Charges against Skilling span several years, while those against Lay focus on his actions after Skilling resigned in mid-August 2001. Lay, who had been CEO for 15 years prior to ceding that seat to Skilling, resumed that role until he was pushed out more than a month after the bankruptcy filing.
Lay aims to testify as well, but likely won’t take the stand until mid-April.
Lay’s lead lawyer, Michael Ramsey, has been out of court all week undergoing tests for a clogged carotid artery. He had expected to have surgery, but Lay spokeswoman Kelly Kimberly said Thursday he would have another stent placed in the artery Friday to address the blockage.
Lay and his legal team say they won’t ask to delay the trial, and they hope Ramsey will return before it concludes. Ramsey sought treatment this week after a stent placed in his heart March 24 failed to improve his health.
Thursday’s testimony from Jim Derrick, Enron’s former general counsel, was a lead-in to the executives’ testimony.
Through Derrick, the defense team sought to counter prosecution testimony that Skilling failed to approve deals Enron conducted with partnerships run by former Chief Financial Officer Andrew Fastow as required. Derrick testified that Enron’s board approved procedures that required former Chief Accounting Officer Richard Causey and former Chief Risk Officer Rick Buy to review and sign off on such deals, but not Skilling.
“The test was, from the board, whether Mr. Causey and Mr. Buy had in fact reviewed and approved the transactions,” Derrick told Skilling lawyer Mark Holscher.
Fastow testified for the prosecution that all three were supposed to review those deals, some of which he said were done to help Enron manufacture earnings and hide bad investments.
Skilling also is accused of signing fraudulent annual and quarterly regulatory filings that he knew inaccurately reflected Enron’s finances. Derrick told jurors that such filings undergo extensive reviews by lawyers, accountants and other executives before they reach a CEO’s desk. Under cross-examination by prosecutor John Hueston, Derrick acknowledged that he reviewed only sections about litigation in the filings and glossed over business discussions.
Derrick also addressed a cursory investigation his former law firm, Vinson & Elkins LLC, conducted in response to accounting complaints raised by former Enron finance executive Sherron Watkins days after Skilling resigned.

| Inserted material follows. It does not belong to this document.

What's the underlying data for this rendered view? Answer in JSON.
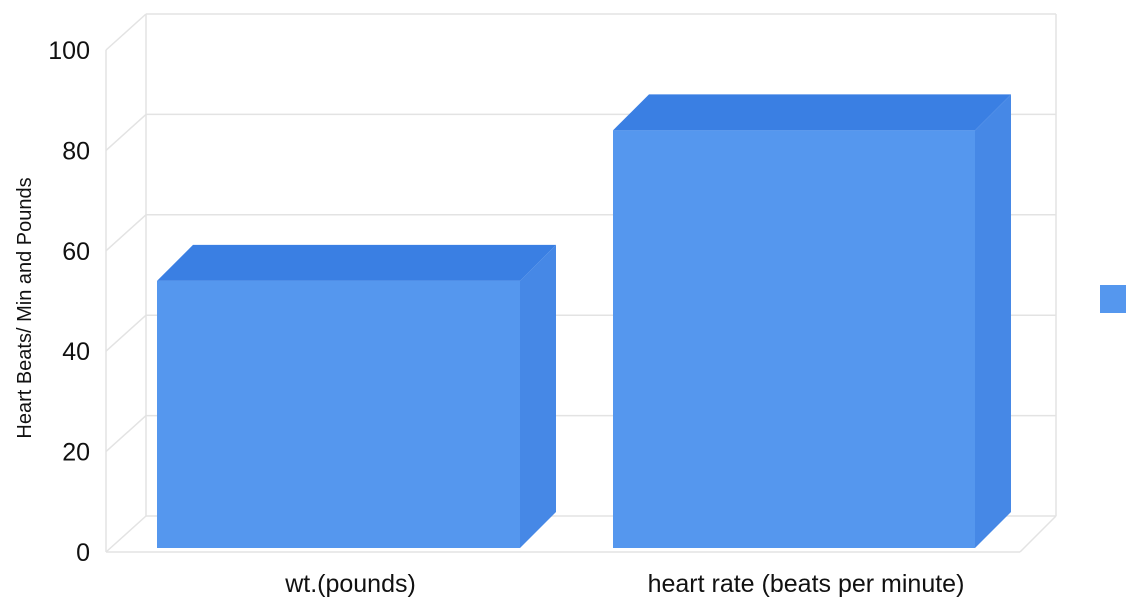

Watkins gained fame for trying to warn Lay of fallout from the crumbling financial structures backed by Enron stock that would lead to hundreds of millions of dollars in losses. She urged Lay to investigate, but rely on professionals other than Vinson & Elkins, Enron’s outside counsel, and Arthur Andersen LLP, Enron’s outside accountants, because both had reviewed and approved all or part of the structures that caused her concern.
Derrick and Lay, with two Vinson & Elkins partners who conducted the probe, chose not to seek professionals without Enron ties to investigate because they wanted a fast conclusion of whether Watkins’ concerns had merit.

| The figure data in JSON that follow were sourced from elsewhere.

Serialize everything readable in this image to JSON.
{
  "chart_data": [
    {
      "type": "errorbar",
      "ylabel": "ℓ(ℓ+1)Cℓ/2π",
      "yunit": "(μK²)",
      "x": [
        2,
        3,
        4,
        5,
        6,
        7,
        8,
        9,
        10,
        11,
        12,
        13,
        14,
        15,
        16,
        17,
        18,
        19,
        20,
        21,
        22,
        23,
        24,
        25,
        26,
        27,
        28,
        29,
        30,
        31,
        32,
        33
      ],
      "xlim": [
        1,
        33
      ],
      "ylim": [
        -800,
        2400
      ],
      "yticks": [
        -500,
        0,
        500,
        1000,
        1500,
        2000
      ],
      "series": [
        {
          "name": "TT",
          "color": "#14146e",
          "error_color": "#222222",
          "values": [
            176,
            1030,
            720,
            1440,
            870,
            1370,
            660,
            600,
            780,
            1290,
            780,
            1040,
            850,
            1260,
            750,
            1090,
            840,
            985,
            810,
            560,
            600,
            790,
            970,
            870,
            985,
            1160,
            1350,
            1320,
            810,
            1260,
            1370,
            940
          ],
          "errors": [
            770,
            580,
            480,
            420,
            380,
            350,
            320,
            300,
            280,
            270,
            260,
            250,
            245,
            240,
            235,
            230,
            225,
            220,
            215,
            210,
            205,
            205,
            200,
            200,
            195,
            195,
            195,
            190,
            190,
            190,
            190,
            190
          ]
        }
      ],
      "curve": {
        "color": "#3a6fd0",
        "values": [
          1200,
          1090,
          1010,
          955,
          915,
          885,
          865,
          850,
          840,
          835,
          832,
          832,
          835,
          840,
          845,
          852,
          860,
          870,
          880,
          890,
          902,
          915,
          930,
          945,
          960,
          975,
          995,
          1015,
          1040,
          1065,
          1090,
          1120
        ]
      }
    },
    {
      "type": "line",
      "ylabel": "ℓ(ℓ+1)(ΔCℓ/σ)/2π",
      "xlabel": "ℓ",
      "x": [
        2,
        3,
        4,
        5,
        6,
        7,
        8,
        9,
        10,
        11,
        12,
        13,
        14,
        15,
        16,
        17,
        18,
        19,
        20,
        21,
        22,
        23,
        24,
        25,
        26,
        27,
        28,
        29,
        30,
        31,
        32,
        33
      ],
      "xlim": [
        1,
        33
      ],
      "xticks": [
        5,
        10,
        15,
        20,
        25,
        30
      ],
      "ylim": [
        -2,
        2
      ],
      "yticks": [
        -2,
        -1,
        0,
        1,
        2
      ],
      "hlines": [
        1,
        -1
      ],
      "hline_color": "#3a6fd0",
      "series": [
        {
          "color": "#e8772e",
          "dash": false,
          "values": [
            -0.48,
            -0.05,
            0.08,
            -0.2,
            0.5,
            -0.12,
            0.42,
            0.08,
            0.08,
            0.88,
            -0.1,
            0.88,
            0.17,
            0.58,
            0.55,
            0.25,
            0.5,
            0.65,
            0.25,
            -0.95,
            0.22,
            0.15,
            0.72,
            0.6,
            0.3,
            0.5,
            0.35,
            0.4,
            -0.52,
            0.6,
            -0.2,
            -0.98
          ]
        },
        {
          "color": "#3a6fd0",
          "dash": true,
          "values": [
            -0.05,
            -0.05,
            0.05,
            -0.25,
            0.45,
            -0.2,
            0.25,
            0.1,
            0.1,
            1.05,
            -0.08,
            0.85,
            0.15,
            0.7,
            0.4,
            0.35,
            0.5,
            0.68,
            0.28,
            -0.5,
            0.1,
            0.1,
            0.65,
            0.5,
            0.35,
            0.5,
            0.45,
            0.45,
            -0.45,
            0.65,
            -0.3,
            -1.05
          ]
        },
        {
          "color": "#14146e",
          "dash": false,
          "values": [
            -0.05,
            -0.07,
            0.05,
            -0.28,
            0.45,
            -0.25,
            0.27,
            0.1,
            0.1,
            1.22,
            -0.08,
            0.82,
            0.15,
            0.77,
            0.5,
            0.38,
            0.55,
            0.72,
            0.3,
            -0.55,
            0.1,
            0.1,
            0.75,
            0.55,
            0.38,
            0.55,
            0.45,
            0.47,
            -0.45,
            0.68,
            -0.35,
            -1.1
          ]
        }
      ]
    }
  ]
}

The probe concluded no further investigation was necessary, and Enron’s only risk was a possible public relations frenzy if media or investors questioned the financial structures.
Derrick told Lay lawyer George Secrest that because Watkins’ allegations didn’t question the legality of the structures, he doesn’t think criticism they failed to assign the probe to independent firms is valid.
Derrick also said he took Watkins’ complaints “extremely seriously,” but when pressed on cross-examination as to why he didn’t want a more comprehensive probe, he said his role ended with selecting Vinson & Elkins and then helping them interview whom they chose.
“This wasn’t our investigation,” he said.
Skilling faces 28 counts of fraud, conspiracy, insider trading and lying to auditors, while Lay faces six counts of fraud and conspiracy.